In this project, we will be analyzing a playlist’s genre based on several audio features provided in the dataset and find whether we can predict a playlist’s genre from key features about the song.
We plan on analyzing user’s listening profile to enable Spotify to suggest and acquire similar songs on their platform to improve user experience
The plan is to analyze relationship between playlist genre and different features of the song, and maybe later use a classification algorithm that will predict the song genre to provide recommendation based on recent user listening on Spotify.
This is mainly useful to market to the Spotify users and improve their experience while using it.
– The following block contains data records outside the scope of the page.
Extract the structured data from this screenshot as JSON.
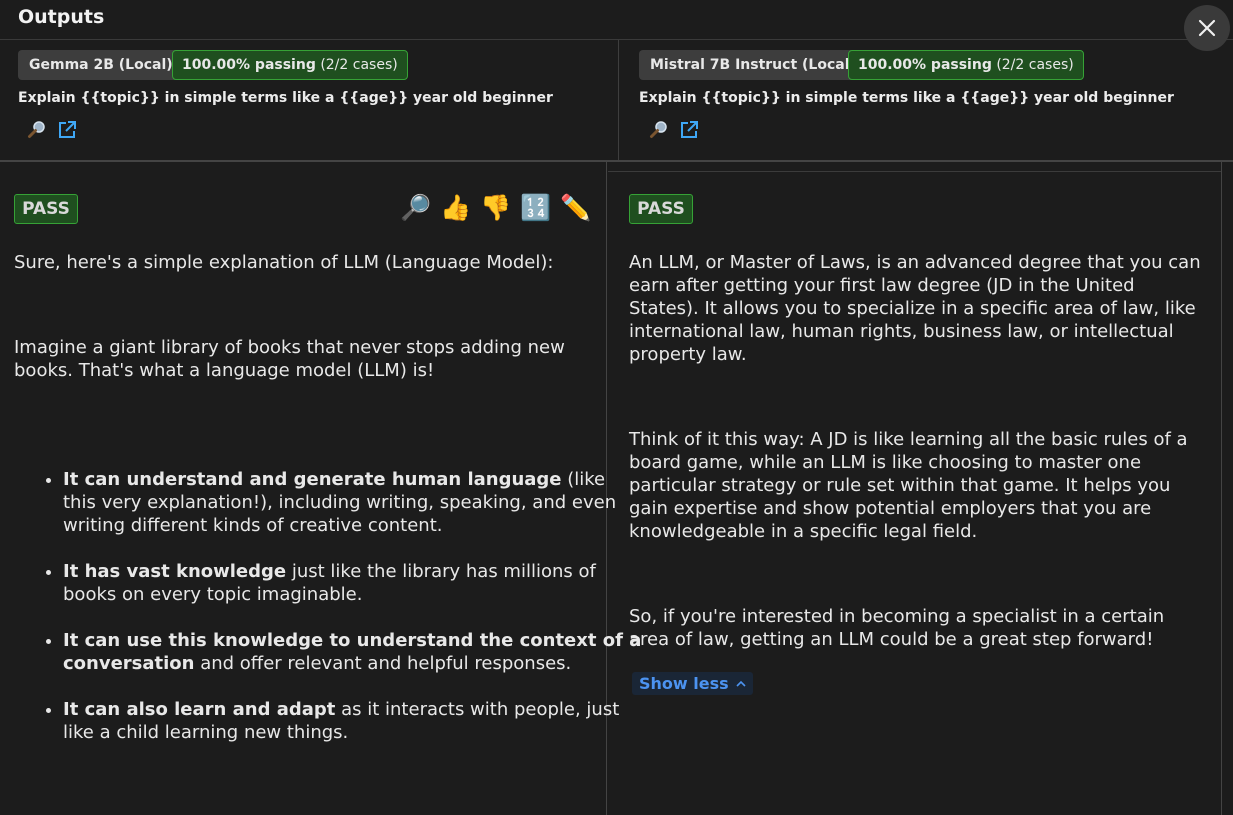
{
  "window": {
    "title": "Outputs"
  },
  "headers": [
    {
      "model": "Gemma 2B (Local)",
      "pass_pct": "100.00% passing",
      "pass_cases": "(2/2 cases)",
      "prompt": "Explain {{topic}} in simple terms like a {{age}} year old beginner"
    },
    {
      "model": "Mistral 7B Instruct (Local)",
      "pass_pct": "100.00% passing",
      "pass_cases": "(2/2 cases)",
      "prompt": "Explain {{topic}} in simple terms like a {{age}} year old beginner"
    }
  ],
  "outputs": [
    {
      "status": "PASS",
      "actions": [
        "🔎",
        "👍",
        "👎",
        "🔢",
        "✏️"
      ],
      "para1": "Sure, here's a simple explanation of LLM (Language Model):",
      "para2": "Imagine a giant library of books that never stops adding new books. That's what a language model (LLM) is!",
      "bullets": [
        {
          "bold": "It can understand and generate human language",
          "rest": " (like this very explanation!), including writing, speaking, and even writing different kinds of creative content."
        },
        {
          "bold": "It has vast knowledge",
          "rest": " just like the library has millions of books on every topic imaginable."
        },
        {
          "bold": "It can use this knowledge to understand the context of a conversation",
          "rest": " and offer relevant and helpful responses."
        },
        {
          "bold": "It can also learn and adapt",
          "rest": " as it interacts with people, just like a child learning new things."
        }
      ]
    },
    {
      "status": "PASS",
      "para1": "An LLM, or Master of Laws, is an advanced degree that you can earn after getting your first law degree (JD in the United States). It allows you to specialize in a specific area of law, like international law, human rights, business law, or intellectual property law.",
      "para2": "Think of it this way: A JD is like learning all the basic rules of a board game, while an LLM is like choosing to master one particular strategy or rule set within that game. It helps you gain expertise and show potential employers that you are knowledgeable in a specific legal field.",
      "para3": "So, if you're interested in becoming a specialist in a certain area of law, getting an LLM could be a great step forward!",
      "show_less": "Show less"
    }
  ],
  "colors": {
    "pass_border": "#36a236",
    "pass_bg": "#1f4f1f",
    "link": "#4c93f0",
    "icon_blue": "#3fa7f5"
  }
}
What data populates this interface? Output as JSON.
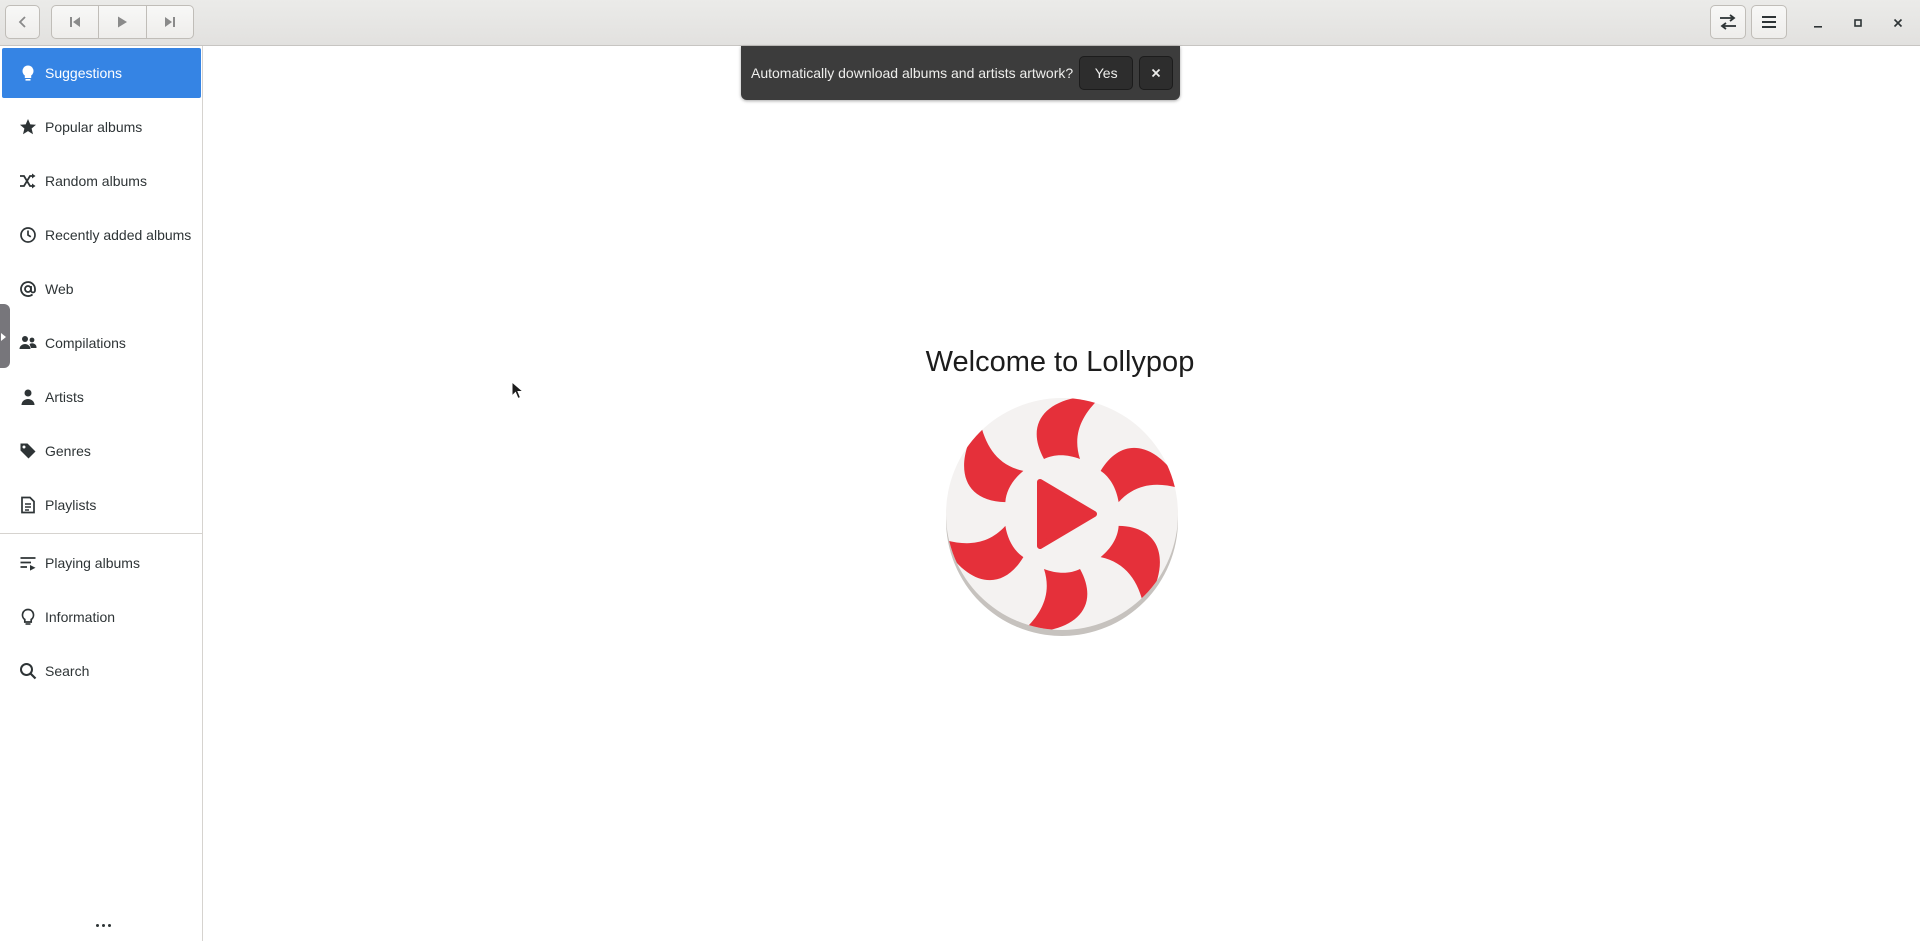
{
  "headerbar": {
    "back_icon": "chevron-left-icon",
    "prev_icon": "skip-previous-icon",
    "play_icon": "play-icon",
    "next_icon": "skip-next-icon",
    "repeat_icon": "repeat-shuffle-icon",
    "menu_icon": "hamburger-menu-icon"
  },
  "sidebar": {
    "items": [
      {
        "label": "Suggestions",
        "icon": "lightbulb-icon",
        "active": true
      },
      {
        "label": "Popular albums",
        "icon": "star-icon"
      },
      {
        "label": "Random albums",
        "icon": "shuffle-icon"
      },
      {
        "label": "Recently added albums",
        "icon": "clock-icon"
      },
      {
        "label": "Web",
        "icon": "at-icon"
      },
      {
        "label": "Compilations",
        "icon": "people-icon"
      },
      {
        "label": "Artists",
        "icon": "person-icon"
      },
      {
        "label": "Genres",
        "icon": "tag-icon"
      },
      {
        "label": "Playlists",
        "icon": "document-list-icon"
      },
      {
        "label": "Playing albums",
        "icon": "queue-icon"
      },
      {
        "label": "Information",
        "icon": "lightbulb-icon"
      },
      {
        "label": "Search",
        "icon": "search-icon"
      }
    ]
  },
  "infobar": {
    "message": "Automatically download albums and artists artwork?",
    "yes_label": "Yes"
  },
  "main": {
    "welcome_title": "Welcome to Lollypop"
  },
  "colors": {
    "accent": "#3584e4",
    "logo_red": "#e5303a",
    "infobar_bg": "#3c3c3c"
  }
}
This analysis will help better understand the genre of different songs and enable Spotify to make a better targeted content distribution that would be helpful for the developers and the marketing team to analyze trends and help them to segments users better and try to increase profits and provide a better user experience.
tidyverse - which will provide us functionality to model, transform, and visualize data.
dplyr - used for data manipulation in R
ggplot2 - used for plotting charts
plotly - for web-based graphs via the open source JavaScript graphing library plotly.js for interactive charts
corrplot - for displaying correlation matrices and confidence intervals
factoextra - to visualize the output of multivariate data analysis
funModeling - Exploratory Data Analysis and Data Preparation Tool-Box
plyr - break a big problem down into manageable pieces, operate on each piece and then put all the pieces back together
RColorBrewer - to help you choose sensible colour schemes for figures in R
library(tidyverse)
library(dplyr)
library(ggplot2)
library(plotly)
library(corrplot)
library(factoextra)
library(plyr)
library(knitr)
library(RColorBrewer)
library(funModeling)
This sections contains all the procedures we’ve followed in preparing the data for analysis. Each step has been explained with code for those steps.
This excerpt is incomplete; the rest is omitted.